Lorin Maazel, who died in 2014, was long ranked among the great conductors, although his performances were sometimes dismissed as ‘cold’ or ‘calculating’. The first American to conduct at Bayreuth, Maazel went on to head the Vienna Opera, the Bavarian Radio orchestra and the New York Philharmonic. Technically, in terms of clarity of beat and accuracy of note, he was the top baton of his generation. His memory was phenomenal and his psychlogical insight into players’ needs unusually penetrating. Some said he was too clever for his own good, which was more than half-true. He was quickly bored and some of his performances betray a loss of concentration.
But when he wanted to deliver there are few who could match his skill at raising musicians above their known abilities. His Ninth at Cleveland, where he succeeded George Szell as music director in 1972, is a major statement. The orchestral playing in the first three movements is outstanding and exquisitely phrased. The unexpected bonus is the Cleveland Chorus which burst forth on this recording as the equal of any in the world, lifting the finale into an altogether unexpected transcendence. The soloists – Lucia Popp, Elena Obraztsova, Jon Vickers and Martti Talvela are possibly the finest pack ever assembled. The vocal sound makes this a Ninth to reckon with forever.
By way of complete contrast, Claudio Abbado was chaotic and meddlesome in rehearsal, dwelling on small points at the expense of the whole. He tended to save revelation for the concert itself, surprising the players with the totality of his concept. As head of La Scala and the Vienna Opera, he knew voice and chorus as intricately as any of his colleagues and made some tremendous opera recordings.
His 1987 recording of the Ninth uses the Vienna Philharmonic and the Opera chorus, which sounds a tad undercooked.
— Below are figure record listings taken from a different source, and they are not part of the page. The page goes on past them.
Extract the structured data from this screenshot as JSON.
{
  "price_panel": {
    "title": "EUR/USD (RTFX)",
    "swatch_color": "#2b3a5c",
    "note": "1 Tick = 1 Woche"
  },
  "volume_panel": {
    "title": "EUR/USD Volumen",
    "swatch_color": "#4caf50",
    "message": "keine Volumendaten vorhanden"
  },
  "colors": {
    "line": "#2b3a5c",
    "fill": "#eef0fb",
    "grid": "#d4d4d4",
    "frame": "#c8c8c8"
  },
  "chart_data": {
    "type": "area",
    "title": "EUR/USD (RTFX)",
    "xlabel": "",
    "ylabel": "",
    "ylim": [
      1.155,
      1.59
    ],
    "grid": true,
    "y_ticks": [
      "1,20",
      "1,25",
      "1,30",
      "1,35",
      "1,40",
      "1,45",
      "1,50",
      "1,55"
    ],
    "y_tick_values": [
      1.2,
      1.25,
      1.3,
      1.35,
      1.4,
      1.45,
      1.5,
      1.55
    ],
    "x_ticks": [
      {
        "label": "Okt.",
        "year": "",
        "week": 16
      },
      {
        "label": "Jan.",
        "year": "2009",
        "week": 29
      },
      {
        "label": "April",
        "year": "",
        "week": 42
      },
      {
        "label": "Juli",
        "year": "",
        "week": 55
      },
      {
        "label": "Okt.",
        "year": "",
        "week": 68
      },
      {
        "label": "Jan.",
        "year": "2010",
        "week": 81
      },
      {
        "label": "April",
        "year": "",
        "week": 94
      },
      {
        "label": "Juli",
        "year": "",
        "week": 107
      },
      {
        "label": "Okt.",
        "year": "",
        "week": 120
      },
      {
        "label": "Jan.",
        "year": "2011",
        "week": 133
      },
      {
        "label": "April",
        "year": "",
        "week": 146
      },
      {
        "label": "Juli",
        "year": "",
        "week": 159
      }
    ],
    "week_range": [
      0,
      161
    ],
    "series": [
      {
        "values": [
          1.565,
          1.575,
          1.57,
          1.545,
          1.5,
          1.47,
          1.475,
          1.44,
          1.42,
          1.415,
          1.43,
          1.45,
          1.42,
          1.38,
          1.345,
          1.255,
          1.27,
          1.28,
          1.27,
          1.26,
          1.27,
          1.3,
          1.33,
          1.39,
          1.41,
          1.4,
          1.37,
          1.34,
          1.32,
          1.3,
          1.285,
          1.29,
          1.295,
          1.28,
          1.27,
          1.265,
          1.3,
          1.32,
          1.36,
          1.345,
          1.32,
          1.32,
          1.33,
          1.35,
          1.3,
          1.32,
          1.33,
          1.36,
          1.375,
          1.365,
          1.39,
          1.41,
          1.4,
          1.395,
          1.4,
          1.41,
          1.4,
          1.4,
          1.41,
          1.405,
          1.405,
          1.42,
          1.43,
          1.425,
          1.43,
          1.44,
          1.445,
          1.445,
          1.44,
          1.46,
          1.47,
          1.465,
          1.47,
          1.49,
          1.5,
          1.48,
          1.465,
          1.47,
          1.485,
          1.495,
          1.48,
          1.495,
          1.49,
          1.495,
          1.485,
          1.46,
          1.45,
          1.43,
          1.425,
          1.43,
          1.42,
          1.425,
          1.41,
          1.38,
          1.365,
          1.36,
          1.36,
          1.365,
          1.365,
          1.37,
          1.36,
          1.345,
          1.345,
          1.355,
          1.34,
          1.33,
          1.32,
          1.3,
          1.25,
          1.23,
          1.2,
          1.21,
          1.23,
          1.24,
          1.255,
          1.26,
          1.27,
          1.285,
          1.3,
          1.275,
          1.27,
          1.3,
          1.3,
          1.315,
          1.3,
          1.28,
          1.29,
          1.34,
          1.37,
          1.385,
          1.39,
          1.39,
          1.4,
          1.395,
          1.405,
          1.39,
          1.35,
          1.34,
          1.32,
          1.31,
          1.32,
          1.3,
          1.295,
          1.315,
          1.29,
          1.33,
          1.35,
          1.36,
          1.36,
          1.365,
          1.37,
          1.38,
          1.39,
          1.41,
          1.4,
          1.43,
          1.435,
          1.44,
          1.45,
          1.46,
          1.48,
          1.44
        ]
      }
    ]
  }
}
It is dreamily slow at 72 minutes and not altogether convincing. A decade later, as Karajan’s successor at the Berlin Philharmonic Abbado decided on a different choral timbre. The voices on his 1996 Berlin recording of Beethoven’s 9th belong to the Eric Ericson Chamber Choir of Stockholm, a group schooled in a capella singing and in atonal modern scores. For passion, power and clarity, the Swedish voices – the women’s especially – are unbeatable; the soloists, too – Karita Mattila, Thomas Moser, Thomas Quasthoff and Violeta Urmana – are a winning hand. Abbado cuts ten minutes off his previous best/worst. What was he thinking in Vienna?
Well executed as these performances are, they are trumped by (in my view) a supreme master of choral direction. Ferenc Fricsay was brought to Berlin by Elsa Schiller in 1947 to head the radio orchestra in the US zone. Hungarian and half-Jewish, he was alienated by the former Reich capital and relied on Schiller’s moral support to keep his sanity. When Schiller moved from the radio in 1948 to be artistic head of Deutsch Grammophon, Fricsay was her trophy signing.
He fulfilled her faith in him with impeccable, best-selling recordings of major operas and symphonies. Stricken with stomach cancer (he died aged 48 in 1963), he worked tirelessly, achieving astonishing recordings of the Verdi, Mozart and Dvorak requiems, arguably the best on record.
Set loose on Beethoven’s ninth symphony in 1957 he took a big risk with an amateur cathedral chorus when he could have summoned a professional opera ensemble. Fricsay knew what he was doing, sensing that amateurs would give him best silence and the precise dynamic that he sought. His soloists – Irmgard Seefried, Maureen Forrester, Ernst Haefliger, Dietrich Fischer-Dieskau – are as good as it gets and the Berlin Philharmonic play far more flexibly than they are used to with Karajan. This is one of the immortal Ninths, a cert for our final shortlist, which will appear tomorrow.